In all my encouragement, cheer-leading and mentoring for t-girls, I am guilty of overlooking a fundamental point: if my enthusiasm is trying to compensate for the lack of enthusiasm in someone else, I’ve overstepped my boundaries.
By that standard, I have certainly done so: I’ve been trying to coax t-girls to come out and make a success of it, and recently it became abundantly clear to me that they were not as motivated as befitted my best wishes for their success.
Even though much gratitude has been expressed for my efforts, I wonder how much of that is mere politeness.
Coming out as a t-girl is vastly easier nowadays. The public is more aware of t-girls existing. A great many shows, movies and role models have helped much in this regard.
Also, the benefits go far beyond awareness … many people, including those who manage corporations, are downright positive towards t-girls.
In the current context, if a t-girl still doesn’t want to come out, so be it … and it’s not for me to push her into something she doesn’t want to do.
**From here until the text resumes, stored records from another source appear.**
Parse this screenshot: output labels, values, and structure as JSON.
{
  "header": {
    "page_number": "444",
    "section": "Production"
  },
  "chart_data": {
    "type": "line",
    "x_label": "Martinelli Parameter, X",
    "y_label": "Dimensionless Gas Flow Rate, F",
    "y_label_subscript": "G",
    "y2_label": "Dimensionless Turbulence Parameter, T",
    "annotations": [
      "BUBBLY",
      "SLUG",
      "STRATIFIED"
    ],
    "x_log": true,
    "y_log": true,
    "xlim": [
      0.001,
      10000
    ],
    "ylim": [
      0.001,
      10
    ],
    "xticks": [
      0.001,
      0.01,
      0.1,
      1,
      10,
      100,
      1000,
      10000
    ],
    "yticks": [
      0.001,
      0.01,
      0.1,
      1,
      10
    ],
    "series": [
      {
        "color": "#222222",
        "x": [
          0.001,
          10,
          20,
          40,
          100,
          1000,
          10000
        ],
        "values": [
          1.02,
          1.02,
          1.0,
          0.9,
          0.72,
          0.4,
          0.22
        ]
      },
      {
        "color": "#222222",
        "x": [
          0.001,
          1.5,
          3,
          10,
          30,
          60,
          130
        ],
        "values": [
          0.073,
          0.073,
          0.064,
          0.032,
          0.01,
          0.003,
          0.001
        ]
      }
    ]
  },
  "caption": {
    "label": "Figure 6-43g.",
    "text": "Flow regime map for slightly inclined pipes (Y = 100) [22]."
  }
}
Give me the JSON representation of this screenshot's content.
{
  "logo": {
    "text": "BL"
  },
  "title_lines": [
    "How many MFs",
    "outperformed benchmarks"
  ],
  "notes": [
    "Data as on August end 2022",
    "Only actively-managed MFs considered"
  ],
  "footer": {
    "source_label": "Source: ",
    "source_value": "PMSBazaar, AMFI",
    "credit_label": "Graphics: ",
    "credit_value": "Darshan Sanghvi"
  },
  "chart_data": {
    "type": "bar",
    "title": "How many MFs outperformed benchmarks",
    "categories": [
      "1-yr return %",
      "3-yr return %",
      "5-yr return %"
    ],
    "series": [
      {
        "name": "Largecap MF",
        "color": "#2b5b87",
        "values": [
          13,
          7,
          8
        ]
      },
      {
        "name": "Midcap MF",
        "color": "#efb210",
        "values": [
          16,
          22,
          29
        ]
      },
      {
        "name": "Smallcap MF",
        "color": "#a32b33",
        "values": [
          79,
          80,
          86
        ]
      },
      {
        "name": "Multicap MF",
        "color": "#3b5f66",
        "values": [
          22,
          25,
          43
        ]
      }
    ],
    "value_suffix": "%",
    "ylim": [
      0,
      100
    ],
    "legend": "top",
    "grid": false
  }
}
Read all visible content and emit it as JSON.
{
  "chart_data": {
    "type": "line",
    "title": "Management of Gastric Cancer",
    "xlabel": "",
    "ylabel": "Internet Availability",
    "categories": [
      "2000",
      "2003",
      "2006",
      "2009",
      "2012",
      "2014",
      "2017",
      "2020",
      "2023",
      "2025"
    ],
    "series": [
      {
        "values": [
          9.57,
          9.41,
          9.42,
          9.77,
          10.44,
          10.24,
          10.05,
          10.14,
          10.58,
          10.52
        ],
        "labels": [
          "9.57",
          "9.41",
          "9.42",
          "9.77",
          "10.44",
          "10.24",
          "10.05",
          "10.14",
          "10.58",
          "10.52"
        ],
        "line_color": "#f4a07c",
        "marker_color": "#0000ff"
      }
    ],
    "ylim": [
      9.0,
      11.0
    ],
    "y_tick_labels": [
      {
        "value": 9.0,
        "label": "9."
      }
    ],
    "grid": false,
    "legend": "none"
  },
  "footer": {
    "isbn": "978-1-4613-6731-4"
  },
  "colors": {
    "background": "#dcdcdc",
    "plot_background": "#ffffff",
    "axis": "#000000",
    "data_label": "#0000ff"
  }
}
If she values living openly as who she is, she’ll pursue it diligently. Those are the t-girls on whom I should focus .. those who are already well on their way and perhaps needing an occasional hug or useful information.
For my own journey, the most helpful people are those to whom I could look up to, and from whose examples I could draw inspiration. If I really want to help t-girls, that seems to be the better way: be a good example.